A great many approaches exist to slow aging in short-lived laboratory species such as nematodes, flies, and mice. The example here is an illustrative example, similar to dozens of other discoveries regarding life span and upregulation or downregulation of the expression of specific proteins. Since cellular biochemistry is a connected web of interactions, most such methods involve adjusting different parts of the same underlying system of regulation. An increased operation of cellular stress responses is the most common such regulator of the pace of aging. Unfortunately this type of intervention has much larger effects on life span in short-lived species than it does in long-lived species. This has led to much of the field of aging research focusing on projects that appear interesting in mice, but cannot possibly produce large gains in human life span.
Mitochondria are essential subcellular organelles for cellular energy production. Mitochondria also play important functions in a wide array of other cellular processes, ranging from cellular signaling to apoptosis. In addition, mitochondria play crucial roles in organismal aging, and functional declines in mitochondria are associated with age-related diseases. However, mild inhibition of mitochondrial respiration has been shown to promote longevity in multiple species. In Caenorhabditis elegans, the genetic inhibition of mitochondrial respiration genes prolongs life span. Inhibition of mitochondrial respiration also increases life span in Drosophila and mammals.
Adenosine 5′-monophosphate (AMP)-activated protein kinase (AMPK), a critical cellular energy sensor that increases life span in multiple species, is one of the factors required for the enhanced longevity caused by inhibition of mitochondrial respiration in C. elegans. The vaccinia virus-related kinase (VRK) family consists of three serine-threonine protein kinases (VRK1 to VRK3) in mammals, which are related to casein kinases. Among these three, the best characterized is VRK1, a cell cycle regulator that is abundant in proliferative tissues. Unlike mammals, C. elegans has a single VRK ortholog, VRK-1, whose function in cell proliferation is relatively well established. However, it remains unknown whether VRK-1 acts in postmitotic cells or has a role in adult life span.

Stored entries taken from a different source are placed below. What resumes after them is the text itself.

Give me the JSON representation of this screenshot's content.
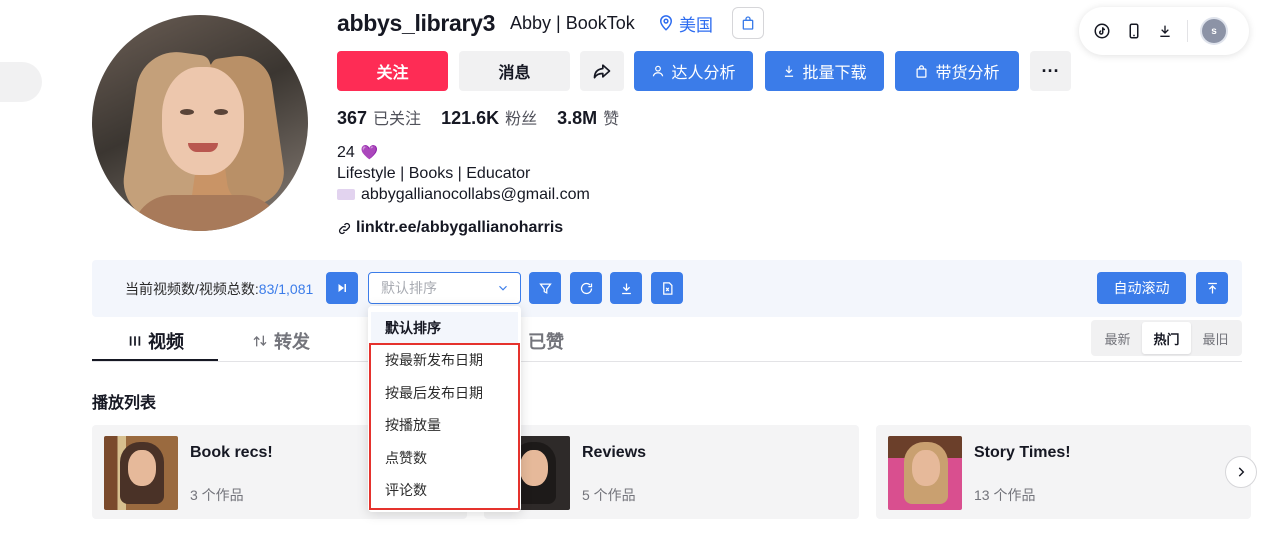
{
  "profile": {
    "username": "abbys_library3",
    "nickname": "Abby | BookTok",
    "region": "美国",
    "stats": [
      {
        "value": "367",
        "label": "已关注"
      },
      {
        "value": "121.6K",
        "label": "粉丝"
      },
      {
        "value": "3.8M",
        "label": "赞"
      }
    ],
    "bio_age": "24",
    "bio_line": "Lifestyle | Books | Educator",
    "bio_email": "abbygallianocollabs@gmail.com",
    "link": "linktr.ee/abbygallianoharris"
  },
  "actions": {
    "follow": "关注",
    "message": "消息",
    "creator_analysis": "达人分析",
    "bulk_download": "批量下载",
    "commerce_analysis": "带货分析",
    "more": "···"
  },
  "topbar": {
    "avatar_letter": "s"
  },
  "toolbar": {
    "count_label": "当前视频数/视频总数:",
    "count_value": "83/1,081",
    "sort_placeholder": "默认排序",
    "auto_scroll": "自动滚动"
  },
  "tabs": [
    {
      "label": "视频",
      "active": true
    },
    {
      "label": "转发",
      "active": false
    },
    {
      "label": "已赞",
      "active": false
    }
  ],
  "sort_segment": [
    "最新",
    "热门",
    "最旧"
  ],
  "sort_segment_active": "热门",
  "playlists": {
    "title": "播放列表",
    "items": [
      {
        "name": "Book recs!",
        "count": "3 个作品"
      },
      {
        "name": "Reviews",
        "count": "5 个作品"
      },
      {
        "name": "Story Times!",
        "count": "13 个作品"
      }
    ]
  },
  "dropdown": {
    "options": [
      "默认排序",
      "按最新发布日期",
      "按最后发布日期",
      "按播放量",
      "点赞数",
      "评论数"
    ],
    "selected": "默认排序"
  },
  "colors": {
    "accent_blue": "#3b7ce9",
    "follow_red": "#fe2c55",
    "highlight_red": "#e5322d"
  }
}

In this study, we sought to elucidate the role of VRK-1 in regulation of adult life span in C. elegans. We found that overexpression of VRK-1::GFP (green fluorescent protein), which was detected in the nuclei of cells in multiple somatic tissues, including the intestine, increased life span. Conversely, genetic inhibition of vrk-1 decreased life span. We further showed that vrk-1 was essential for the increased life span of mitochondrial respiratory mutants. We demonstrated that VRK-1 was responsible for increasing the level of active and phosphorylated form of AMPK, thus promoting longevity.